Я последний раз попытался набросать пару слов. Не выходит. Решил, что в крайнем случае буду импровизировать. В фирме все считают, что говорю я убедительно. Не раз говорили, что я бы сумел продать бифштекс вегану. Но тут мне нечего кому-то всучивать, разве что свою печаль. Вот печали у меня хоть отбавляй. А потом я услышал, как заскрипела лестница. Снизу больше не доносилось ни звука. Я выглянул в окно: на террасе пусто. Масляная лампа погашена. Наверное, Клер с Полем наконец ушли наверх. Я взглянул на телефон. От Сары никаких вестей. Дуется. Я не взял ее с собой, и она разобиделась. Слушай, я ей сказал, мы уже полтора года вместе, и ты ни разу не встречалась с моей родней. Ты правда считаешь, что сейчас самое время тебя представить? Вся семья в трауре, отец умер, а вот Сара, она считает, что я вас с ней до сих пор не познакомил, потому что не люблю ее по-настоящему, не строю с ней далеко идущих планов и всякое такое в том же духе, что наверняка ей надули в уши подружки. Уверен – спроси об этом Поля, он бы, подонок, не постеснялся, намекнул, что я прячу родных от Сары, равно как от всех ее предшественниц после Лиз, потому что стыжусь. Стыжусь родителей. Стыжусь дома и города, где вырос. Притом что проблемы с этим как раз у него. Кстати сказать, никогда не понимал почему. Даже забавно, как это у них выходит, у артистов и писателей вроде него, “перебежчиков”, как они себя именуют… Что у них за страсть блевать на то место, откуда они вышли, и при этом хвастаться своим происхождением. Откуда этот вечный трепет перед обаянием и заслугами интеллектуалов-буржуа. Это постоянное шельмование, методичная недооценка среднего класса и простого народа.
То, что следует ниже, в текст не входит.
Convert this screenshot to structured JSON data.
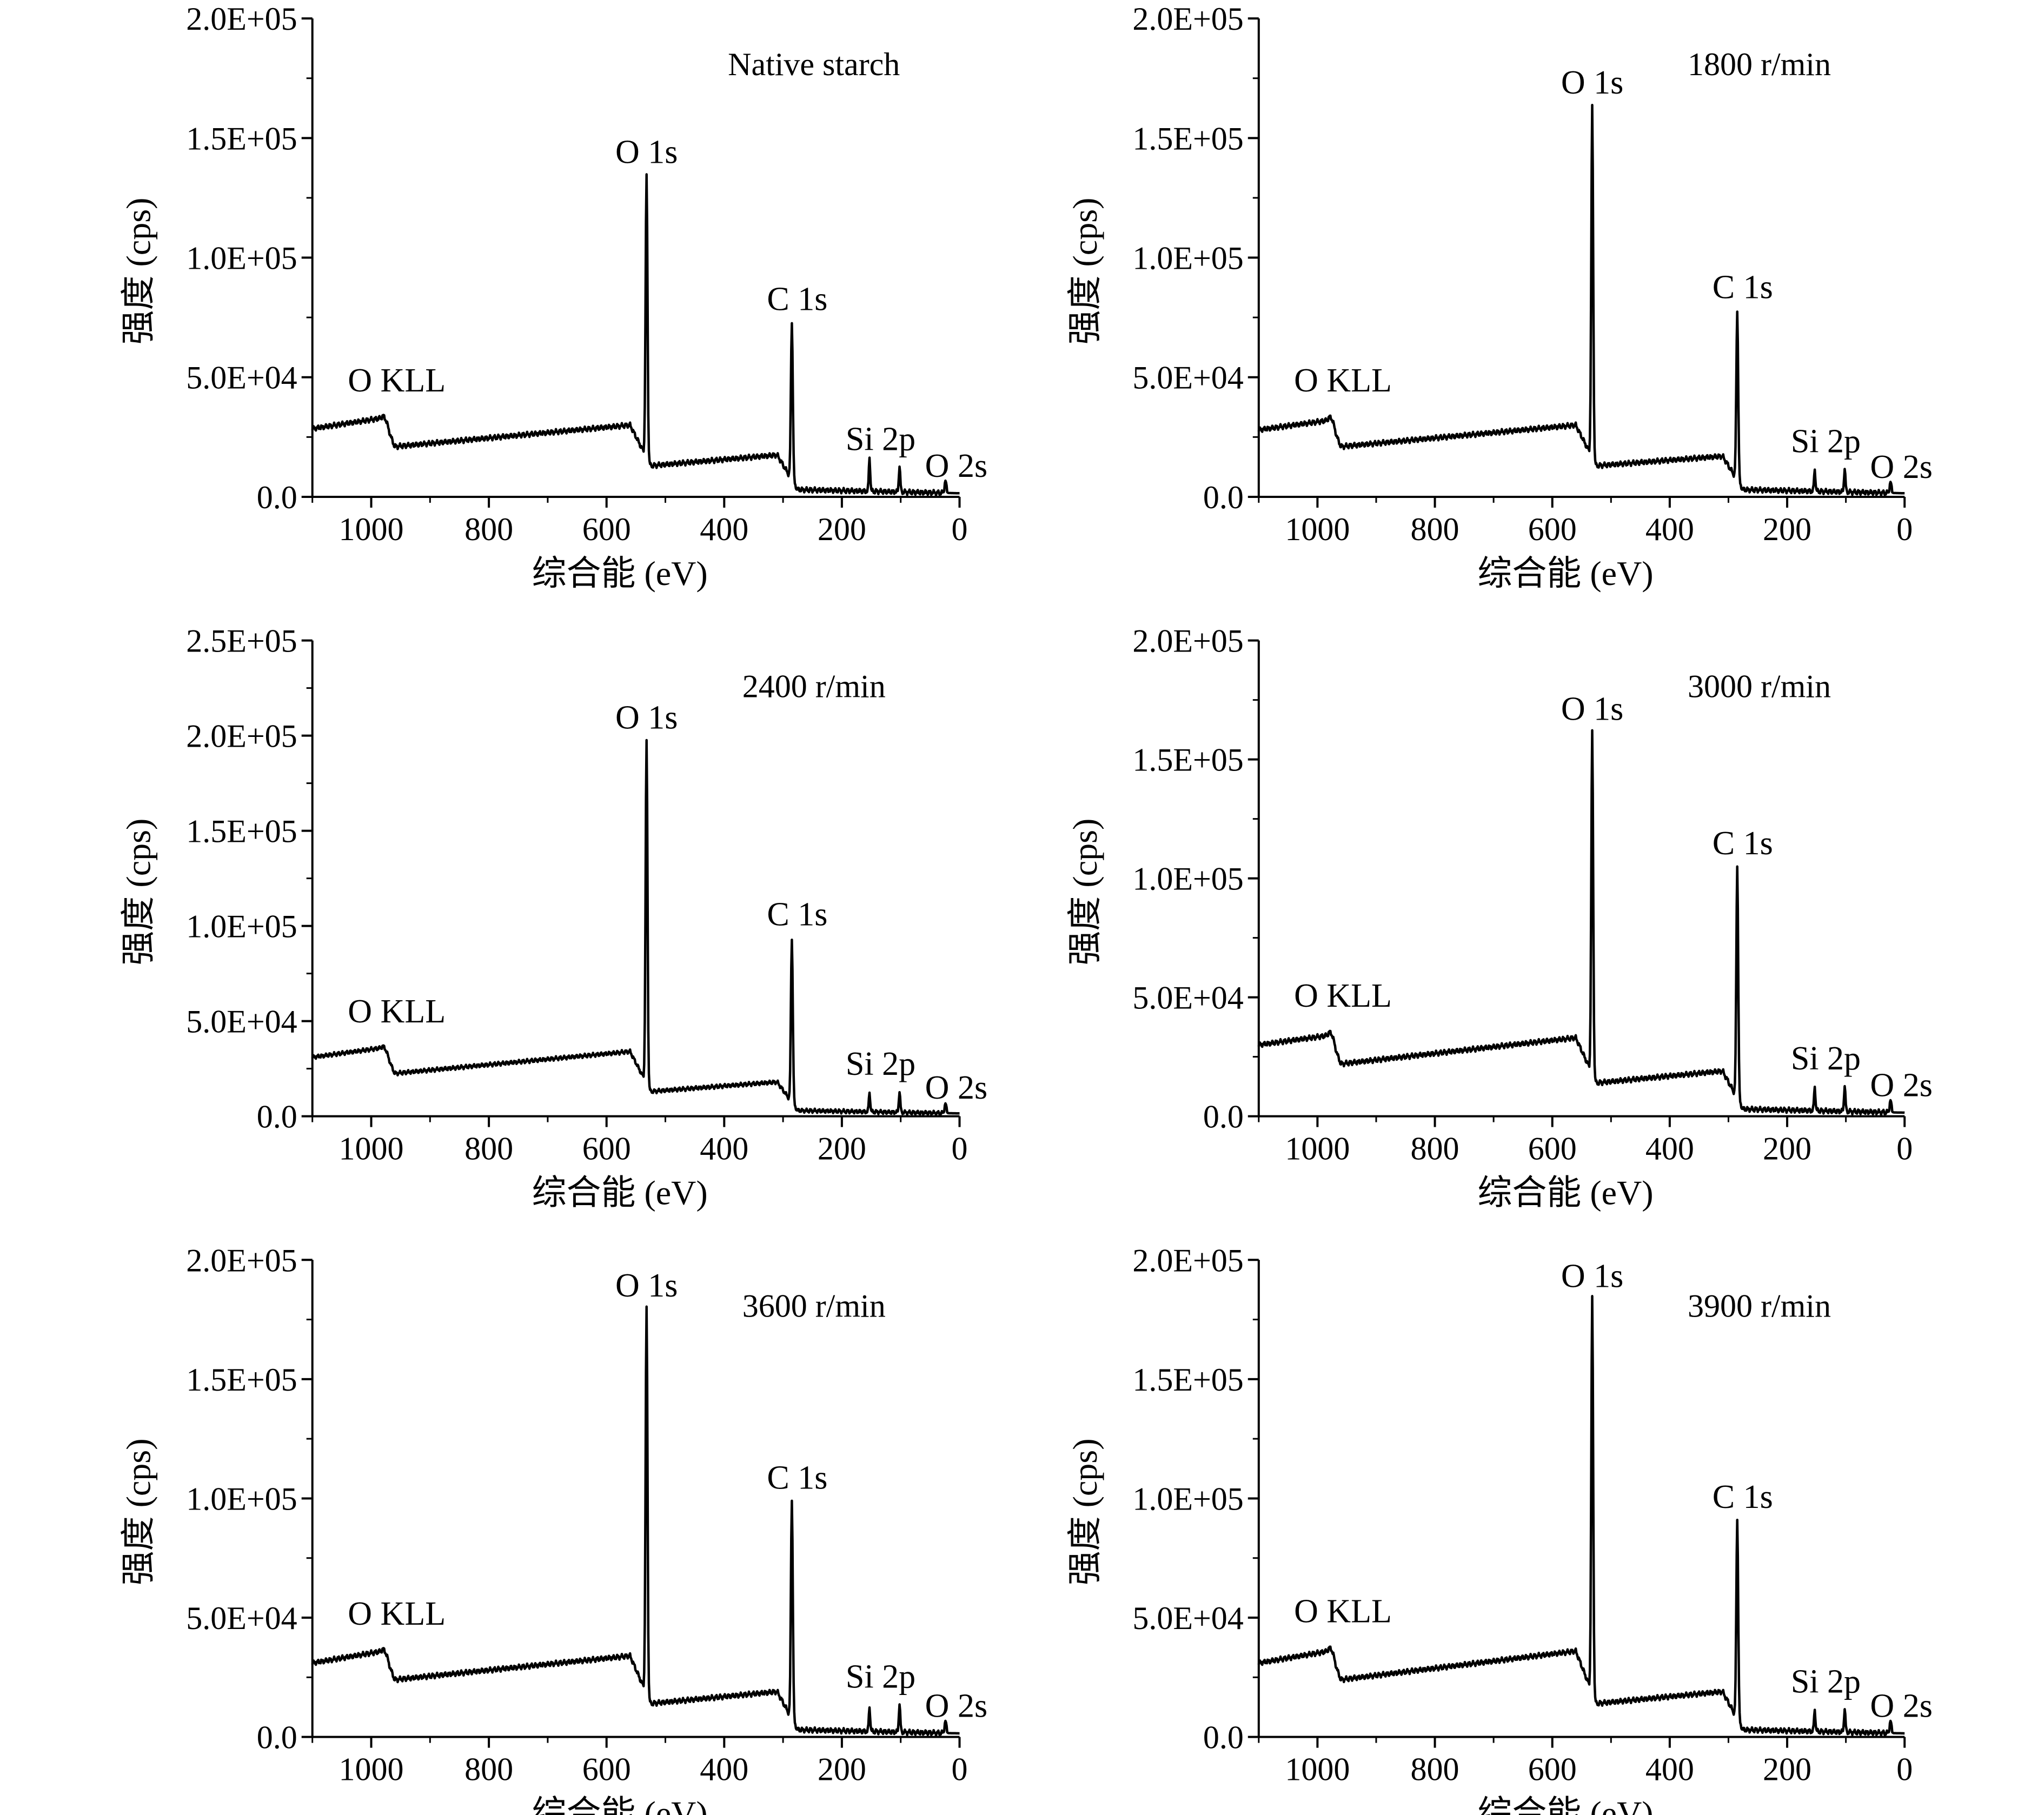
{
  "chart_data": [
    {
      "type": "line",
      "title": "Native starch",
      "xlabel": "综合能 (eV)",
      "ylabel": "强度 (cps)",
      "xlim": [
        1100,
        0
      ],
      "ylim": [
        0,
        200000
      ],
      "x_ticks": [
        1000,
        800,
        600,
        400,
        200,
        0
      ],
      "x_tick_labels": [
        "1000",
        "800",
        "600",
        "400",
        "200",
        "0"
      ],
      "y_ticks": [
        0,
        50000,
        100000,
        150000,
        200000
      ],
      "y_tick_labels": [
        "0.0",
        "5.0E+04",
        "1.0E+05",
        "1.5E+05",
        "2.0E+05"
      ],
      "peaks": [
        {
          "name": "O KLL",
          "x": 975,
          "y": 35000
        },
        {
          "name": "O 1s",
          "x": 532,
          "y": 131000
        },
        {
          "name": "C 1s",
          "x": 285,
          "y": 69000
        },
        {
          "name": "Si 2p",
          "x": 102,
          "y": 11000
        },
        {
          "name": "O 2s",
          "x": 24,
          "y": 5000
        }
      ],
      "annotations": [
        "O KLL",
        "O 1s",
        "C 1s",
        "Si 2p",
        "O 2s"
      ],
      "base": {
        "b1100": 28500,
        "b980": 33000,
        "b960": 21000,
        "b560": 30000,
        "b525": 13000,
        "b310": 17500,
        "b275": 3000,
        "b0": 1500
      },
      "si2s": 14000,
      "si2p": 11000,
      "o2s": 5000
    },
    {
      "type": "line",
      "title": "1800 r/min",
      "xlabel": "综合能 (eV)",
      "ylabel": "强度 (cps)",
      "xlim": [
        1100,
        0
      ],
      "ylim": [
        0,
        200000
      ],
      "x_ticks": [
        1000,
        800,
        600,
        400,
        200,
        0
      ],
      "x_tick_labels": [
        "1000",
        "800",
        "600",
        "400",
        "200",
        "0"
      ],
      "y_ticks": [
        0,
        50000,
        100000,
        150000,
        200000
      ],
      "y_tick_labels": [
        "0.0",
        "5.0E+04",
        "1.0E+05",
        "1.5E+05",
        "2.0E+05"
      ],
      "peaks": [
        {
          "name": "O KLL",
          "x": 975,
          "y": 35000
        },
        {
          "name": "O 1s",
          "x": 532,
          "y": 160000
        },
        {
          "name": "C 1s",
          "x": 285,
          "y": 74000
        },
        {
          "name": "Si 2p",
          "x": 102,
          "y": 10000
        },
        {
          "name": "O 2s",
          "x": 24,
          "y": 4500
        }
      ],
      "annotations": [
        "O KLL",
        "O 1s",
        "C 1s",
        "Si 2p",
        "O 2s"
      ],
      "base": {
        "b1100": 28000,
        "b980": 32000,
        "b960": 21000,
        "b560": 30000,
        "b525": 13000,
        "b310": 17000,
        "b275": 3000,
        "b0": 1500
      },
      "si2s": 9000,
      "si2p": 10000,
      "o2s": 4500
    },
    {
      "type": "line",
      "title": "2400 r/min",
      "xlabel": "综合能 (eV)",
      "ylabel": "强度 (cps)",
      "xlim": [
        1100,
        0
      ],
      "ylim": [
        0,
        250000
      ],
      "x_ticks": [
        1000,
        800,
        600,
        400,
        200,
        0
      ],
      "x_tick_labels": [
        "1000",
        "800",
        "600",
        "400",
        "200",
        "0"
      ],
      "y_ticks": [
        0,
        50000,
        100000,
        150000,
        200000,
        250000
      ],
      "y_tick_labels": [
        "0.0",
        "5.0E+04",
        "1.0E+05",
        "1.5E+05",
        "2.0E+05",
        "2.5E+05"
      ],
      "peaks": [
        {
          "name": "O KLL",
          "x": 975,
          "y": 38000
        },
        {
          "name": "O 1s",
          "x": 532,
          "y": 193000
        },
        {
          "name": "C 1s",
          "x": 285,
          "y": 89000
        },
        {
          "name": "Si 2p",
          "x": 102,
          "y": 11000
        },
        {
          "name": "O 2s",
          "x": 24,
          "y": 5000
        }
      ],
      "annotations": [
        "O KLL",
        "O 1s",
        "C 1s",
        "Si 2p",
        "O 2s"
      ],
      "base": {
        "b1100": 31000,
        "b980": 36000,
        "b960": 22500,
        "b560": 34000,
        "b525": 13000,
        "b310": 18000,
        "b275": 3000,
        "b0": 1500
      },
      "si2s": 10000,
      "si2p": 11000,
      "o2s": 5000
    },
    {
      "type": "line",
      "title": "3000 r/min",
      "xlabel": "综合能 (eV)",
      "ylabel": "强度 (cps)",
      "xlim": [
        1100,
        0
      ],
      "ylim": [
        0,
        200000
      ],
      "x_ticks": [
        1000,
        800,
        600,
        400,
        200,
        0
      ],
      "x_tick_labels": [
        "1000",
        "800",
        "600",
        "400",
        "200",
        "0"
      ],
      "y_ticks": [
        0,
        50000,
        100000,
        150000,
        200000
      ],
      "y_tick_labels": [
        "0.0",
        "5.0E+04",
        "1.0E+05",
        "1.5E+05",
        "2.0E+05"
      ],
      "peaks": [
        {
          "name": "O KLL",
          "x": 975,
          "y": 37000
        },
        {
          "name": "O 1s",
          "x": 532,
          "y": 158000
        },
        {
          "name": "C 1s",
          "x": 285,
          "y": 101000
        },
        {
          "name": "Si 2p",
          "x": 102,
          "y": 11000
        },
        {
          "name": "O 2s",
          "x": 24,
          "y": 5000
        }
      ],
      "annotations": [
        "O KLL",
        "O 1s",
        "C 1s",
        "Si 2p",
        "O 2s"
      ],
      "base": {
        "b1100": 30000,
        "b980": 34000,
        "b960": 22000,
        "b560": 33000,
        "b525": 14000,
        "b310": 19000,
        "b275": 3000,
        "b0": 1500
      },
      "si2s": 10000,
      "si2p": 11000,
      "o2s": 5000
    },
    {
      "type": "line",
      "title": "3600 r/min",
      "xlabel": "综合能 (eV)",
      "ylabel": "强度 (cps)",
      "xlim": [
        1100,
        0
      ],
      "ylim": [
        0,
        200000
      ],
      "x_ticks": [
        1000,
        800,
        600,
        400,
        200,
        0
      ],
      "x_tick_labels": [
        "1000",
        "800",
        "600",
        "400",
        "200",
        "0"
      ],
      "y_ticks": [
        0,
        50000,
        100000,
        150000,
        200000
      ],
      "y_tick_labels": [
        "0.0",
        "5.0E+04",
        "1.0E+05",
        "1.5E+05",
        "2.0E+05"
      ],
      "peaks": [
        {
          "name": "O KLL",
          "x": 975,
          "y": 38000
        },
        {
          "name": "O 1s",
          "x": 532,
          "y": 176000
        },
        {
          "name": "C 1s",
          "x": 285,
          "y": 95000
        },
        {
          "name": "Si 2p",
          "x": 102,
          "y": 12000
        },
        {
          "name": "O 2s",
          "x": 24,
          "y": 5000
        }
      ],
      "annotations": [
        "O KLL",
        "O 1s",
        "C 1s",
        "Si 2p",
        "O 2s"
      ],
      "base": {
        "b1100": 31000,
        "b980": 36000,
        "b960": 24000,
        "b560": 34000,
        "b525": 14000,
        "b310": 19000,
        "b275": 3000,
        "b0": 1500
      },
      "si2s": 10000,
      "si2p": 12000,
      "o2s": 5000
    },
    {
      "type": "line",
      "title": "3900 r/min",
      "xlabel": "综合能 (eV)",
      "ylabel": "强度 (cps)",
      "xlim": [
        1100,
        0
      ],
      "ylim": [
        0,
        200000
      ],
      "x_ticks": [
        1000,
        800,
        600,
        400,
        200,
        0
      ],
      "x_tick_labels": [
        "1000",
        "800",
        "600",
        "400",
        "200",
        "0"
      ],
      "y_ticks": [
        0,
        50000,
        100000,
        150000,
        200000
      ],
      "y_tick_labels": [
        "0.0",
        "5.0E+04",
        "1.0E+05",
        "1.5E+05",
        "2.0E+05"
      ],
      "peaks": [
        {
          "name": "O KLL",
          "x": 975,
          "y": 39000
        },
        {
          "name": "O 1s",
          "x": 532,
          "y": 180000
        },
        {
          "name": "C 1s",
          "x": 285,
          "y": 87000
        },
        {
          "name": "Si 2p",
          "x": 102,
          "y": 10000
        },
        {
          "name": "O 2s",
          "x": 24,
          "y": 5000
        }
      ],
      "annotations": [
        "O KLL",
        "O 1s",
        "C 1s",
        "Si 2p",
        "O 2s"
      ],
      "base": {
        "b1100": 31000,
        "b980": 36000,
        "b960": 24000,
        "b560": 36000,
        "b525": 14000,
        "b310": 19000,
        "b275": 3000,
        "b0": 1500
      },
      "si2s": 9000,
      "si2p": 10000,
      "o2s": 5000
    }
  ]
}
Но мне-то что до этого?

Я хотел было отправить ей эсэмэску, а потом подумал, что это бесполезно. Я не собирался извиняться, говорить, что жалею, что не взял ее с собой. На самом деле, по-моему, это все ее не касается. До последнего времени мне вообще не приходило в голову, что у нас с ней все будет так серьезно. Она ни разу не пересекалась ни с кем из моей родни. И с отцом не была знакома. Не пойму, какое ей дело до его смерти. Что она забыла на его похоронах. Никогда не понимал этой страсти являться на похороны незнакомых людей, типа поддержать близких. Утешить их. Этого никто не может – поддержать кого-то или утешить, если он только что потерял отца, мать, мужа, жену, брата, ребенка. Пора уже перестать морочить себе голову и согласиться, что человек в таком горе всегда одинок.